Monday, August 24, 2009

Beyond the Mountain

Steve House's first book, Beyond the Mountain, may not be a masterpiece, but it's the rare climbing book that I felt compelled to read cover to cover in just a few sittings, and it's certainly the best work about modern extreme alpinism in many years. And unlike some recent books on the subject, Beyond the Mountain is not just a collection of previously published articles but an entirely new work. The result is a revealing—but ultimately inconclusive—look into the life and mind of an extraordinary climber.

I used the word "extreme" above deliberately, as House is one of the rare American climbers whose feats—solo and with various partners—deserve the term, and because his uncompromising approach has often appeared extreme to other climbers. The book is framed by House's three attempts on Nanga Parbat spanning most of his adult life. Although he begins his prologue by writing "I've never been a storyteller," he is, in fact, a skillful writer. His accounts are rich with detail, and he is good with dialogue, capturing the distinctive voices of his willful partners. I'd read or edited accounts of many of the climbs covered in Beyond the Mountain, but the stories of his new routes in Alaska, the Canadian Rockies, and Pakistan still felt fresh. And some of them were entirely unfamiliar: House's teenage exposure to hard-core European alpinism during a school exchange to Slovenia, his first expedition to Nanga Parbat, a terrifying solo crevasse epic in the Mont Blanc massif.

The book's epigraph is the Bonatti quote, "What is there, beyond the mountain, if not the man?" For House and his peers, they are one and the same: The style and difficulty of one's climbs distills the essence of the climber himself. With their exceedingly high standards, House and his partners have been faulted for their elitist attitude toward climbs and climbers that don't measure up. However, I found less of the alpine "Brotherhood" in Beyond the Mountain and more humility and self-deprecation.

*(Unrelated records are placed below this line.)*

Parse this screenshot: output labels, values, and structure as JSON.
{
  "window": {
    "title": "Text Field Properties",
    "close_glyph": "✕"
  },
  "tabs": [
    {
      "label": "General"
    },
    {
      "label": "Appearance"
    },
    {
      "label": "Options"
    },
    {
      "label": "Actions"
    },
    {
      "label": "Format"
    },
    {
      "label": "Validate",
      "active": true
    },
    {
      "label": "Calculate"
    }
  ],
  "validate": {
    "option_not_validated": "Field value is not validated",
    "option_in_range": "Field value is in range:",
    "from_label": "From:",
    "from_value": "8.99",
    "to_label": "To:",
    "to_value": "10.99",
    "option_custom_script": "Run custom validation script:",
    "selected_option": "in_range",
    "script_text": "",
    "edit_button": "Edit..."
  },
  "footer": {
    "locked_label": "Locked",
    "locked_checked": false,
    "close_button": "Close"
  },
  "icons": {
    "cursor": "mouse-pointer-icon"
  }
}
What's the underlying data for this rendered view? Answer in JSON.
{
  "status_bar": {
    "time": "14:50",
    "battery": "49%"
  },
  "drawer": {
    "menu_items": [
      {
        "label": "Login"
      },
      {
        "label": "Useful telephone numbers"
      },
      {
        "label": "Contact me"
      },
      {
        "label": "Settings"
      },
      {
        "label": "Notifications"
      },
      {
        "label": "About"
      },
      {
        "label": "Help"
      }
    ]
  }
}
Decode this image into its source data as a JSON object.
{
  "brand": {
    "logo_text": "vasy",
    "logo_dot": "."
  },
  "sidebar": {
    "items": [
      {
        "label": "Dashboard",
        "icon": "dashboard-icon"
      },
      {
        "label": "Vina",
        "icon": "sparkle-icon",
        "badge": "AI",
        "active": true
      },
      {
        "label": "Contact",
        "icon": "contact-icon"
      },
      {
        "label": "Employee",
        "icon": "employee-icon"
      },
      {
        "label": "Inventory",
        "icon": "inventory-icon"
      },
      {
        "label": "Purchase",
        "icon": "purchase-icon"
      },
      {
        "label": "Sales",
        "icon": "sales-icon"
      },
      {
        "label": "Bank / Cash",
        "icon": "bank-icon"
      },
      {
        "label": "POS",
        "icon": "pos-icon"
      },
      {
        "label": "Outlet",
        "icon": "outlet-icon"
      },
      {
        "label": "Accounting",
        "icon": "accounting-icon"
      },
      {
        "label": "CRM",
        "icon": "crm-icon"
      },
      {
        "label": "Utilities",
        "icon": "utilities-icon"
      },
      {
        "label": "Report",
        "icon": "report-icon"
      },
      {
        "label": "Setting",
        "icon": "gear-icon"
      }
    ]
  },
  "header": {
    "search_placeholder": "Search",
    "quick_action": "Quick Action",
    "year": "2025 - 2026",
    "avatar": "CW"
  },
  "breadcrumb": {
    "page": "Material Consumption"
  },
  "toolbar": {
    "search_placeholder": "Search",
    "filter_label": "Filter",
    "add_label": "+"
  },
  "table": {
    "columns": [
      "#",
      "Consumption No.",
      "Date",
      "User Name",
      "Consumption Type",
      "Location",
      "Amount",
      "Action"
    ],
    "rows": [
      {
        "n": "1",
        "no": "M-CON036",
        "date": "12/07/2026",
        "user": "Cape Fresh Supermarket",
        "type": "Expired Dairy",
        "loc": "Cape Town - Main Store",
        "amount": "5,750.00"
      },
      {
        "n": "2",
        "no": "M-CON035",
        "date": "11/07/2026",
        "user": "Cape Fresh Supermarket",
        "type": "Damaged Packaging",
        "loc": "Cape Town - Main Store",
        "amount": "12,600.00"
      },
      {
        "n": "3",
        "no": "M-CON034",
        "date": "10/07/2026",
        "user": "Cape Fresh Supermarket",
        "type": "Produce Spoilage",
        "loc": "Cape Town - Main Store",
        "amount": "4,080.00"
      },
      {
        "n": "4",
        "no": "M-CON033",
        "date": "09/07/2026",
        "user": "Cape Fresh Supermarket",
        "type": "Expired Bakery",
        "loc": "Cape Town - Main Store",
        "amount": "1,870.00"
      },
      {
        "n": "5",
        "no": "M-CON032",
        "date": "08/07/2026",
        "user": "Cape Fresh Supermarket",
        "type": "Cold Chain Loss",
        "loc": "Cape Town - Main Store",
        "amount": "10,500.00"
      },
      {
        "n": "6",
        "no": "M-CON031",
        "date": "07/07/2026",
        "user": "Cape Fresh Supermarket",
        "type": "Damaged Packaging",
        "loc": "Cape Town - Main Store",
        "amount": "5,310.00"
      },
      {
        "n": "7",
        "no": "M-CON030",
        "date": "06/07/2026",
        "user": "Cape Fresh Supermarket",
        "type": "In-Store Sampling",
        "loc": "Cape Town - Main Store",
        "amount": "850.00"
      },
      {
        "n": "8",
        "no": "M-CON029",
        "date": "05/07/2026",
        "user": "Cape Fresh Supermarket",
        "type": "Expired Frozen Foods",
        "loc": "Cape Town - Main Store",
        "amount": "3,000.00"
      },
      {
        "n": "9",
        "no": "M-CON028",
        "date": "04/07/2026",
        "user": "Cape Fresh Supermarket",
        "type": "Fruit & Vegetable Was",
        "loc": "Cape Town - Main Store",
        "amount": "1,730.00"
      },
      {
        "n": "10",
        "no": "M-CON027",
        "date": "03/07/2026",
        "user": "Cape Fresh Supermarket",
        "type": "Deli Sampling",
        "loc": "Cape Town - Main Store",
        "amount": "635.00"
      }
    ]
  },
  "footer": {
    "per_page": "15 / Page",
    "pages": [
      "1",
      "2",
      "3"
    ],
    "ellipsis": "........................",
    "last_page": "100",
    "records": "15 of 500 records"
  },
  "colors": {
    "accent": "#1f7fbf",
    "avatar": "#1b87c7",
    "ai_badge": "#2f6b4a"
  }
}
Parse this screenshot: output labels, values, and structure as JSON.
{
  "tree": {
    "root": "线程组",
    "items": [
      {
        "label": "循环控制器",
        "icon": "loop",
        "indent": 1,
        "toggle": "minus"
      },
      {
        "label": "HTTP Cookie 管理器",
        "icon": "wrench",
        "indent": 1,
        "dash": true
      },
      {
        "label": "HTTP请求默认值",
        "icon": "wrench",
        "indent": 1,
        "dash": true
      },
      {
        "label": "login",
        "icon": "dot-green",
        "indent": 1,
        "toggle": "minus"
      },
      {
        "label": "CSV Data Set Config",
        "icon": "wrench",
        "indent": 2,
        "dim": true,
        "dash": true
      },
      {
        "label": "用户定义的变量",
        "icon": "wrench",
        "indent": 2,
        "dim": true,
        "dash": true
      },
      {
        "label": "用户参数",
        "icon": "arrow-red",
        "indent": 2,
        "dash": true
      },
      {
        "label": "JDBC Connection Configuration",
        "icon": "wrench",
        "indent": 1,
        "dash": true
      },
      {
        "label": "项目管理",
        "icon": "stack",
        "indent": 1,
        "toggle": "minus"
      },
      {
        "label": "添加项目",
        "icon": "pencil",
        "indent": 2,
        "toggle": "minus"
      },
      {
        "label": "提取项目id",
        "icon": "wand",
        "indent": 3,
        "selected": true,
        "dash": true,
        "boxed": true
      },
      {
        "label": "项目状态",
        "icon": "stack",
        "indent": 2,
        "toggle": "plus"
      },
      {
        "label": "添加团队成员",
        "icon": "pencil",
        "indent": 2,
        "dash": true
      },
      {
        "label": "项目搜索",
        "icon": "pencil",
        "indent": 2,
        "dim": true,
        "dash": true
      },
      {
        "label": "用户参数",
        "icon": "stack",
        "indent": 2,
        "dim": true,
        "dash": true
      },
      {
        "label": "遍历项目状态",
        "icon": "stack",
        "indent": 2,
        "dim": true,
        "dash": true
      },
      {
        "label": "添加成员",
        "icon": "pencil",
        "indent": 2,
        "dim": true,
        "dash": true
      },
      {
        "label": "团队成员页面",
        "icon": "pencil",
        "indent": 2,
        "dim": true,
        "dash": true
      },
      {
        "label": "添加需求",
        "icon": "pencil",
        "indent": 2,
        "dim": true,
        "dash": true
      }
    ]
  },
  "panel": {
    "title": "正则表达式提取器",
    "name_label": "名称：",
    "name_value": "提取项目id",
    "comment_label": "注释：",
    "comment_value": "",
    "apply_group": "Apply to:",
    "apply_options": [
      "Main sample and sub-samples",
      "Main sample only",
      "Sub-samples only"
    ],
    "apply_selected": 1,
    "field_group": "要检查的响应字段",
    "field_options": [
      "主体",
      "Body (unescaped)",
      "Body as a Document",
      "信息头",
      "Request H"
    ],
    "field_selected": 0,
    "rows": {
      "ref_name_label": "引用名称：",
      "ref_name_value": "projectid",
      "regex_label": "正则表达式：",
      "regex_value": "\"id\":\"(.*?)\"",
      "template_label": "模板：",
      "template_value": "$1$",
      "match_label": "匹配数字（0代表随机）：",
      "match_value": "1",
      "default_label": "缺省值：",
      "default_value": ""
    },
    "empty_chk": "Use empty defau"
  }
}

House recognizes that whatever exalted state he may find at the crux of a hard climb is fleeting, that "success is empty," as he writes in his prologue. "When I climb, I know I will descend. When I grow to love my partners I know that they may die.... The sum is zero, and so the goals become the plotlines to our lives." Is such a plot meaningful enough to sustain a man, to complete a life? Are the sacrifices—the failed marriage, the meager material rewards—worth those gossamer successes, those few transcendent moments in the mountains? Such questions may be unanswerable, and perhaps wisely, House doesn't try to give us a firm answer.

(He is also honest, and not too apologetic, about the taints of his chosen super-light style of alpinism: the littering of excess gear abandoned on summit pushes, the climbs "completed" without summits.)

House's storytelling didn't always work for me (particularly in the chronological back-and-forth of the final Nanga Parbat tale), and the book could have used another proofreading. But on the whole Beyond the Mountain is a richly rewarding work. Above all, House succeeds in humanizing an activity—an extreme—that few humans will ever experience.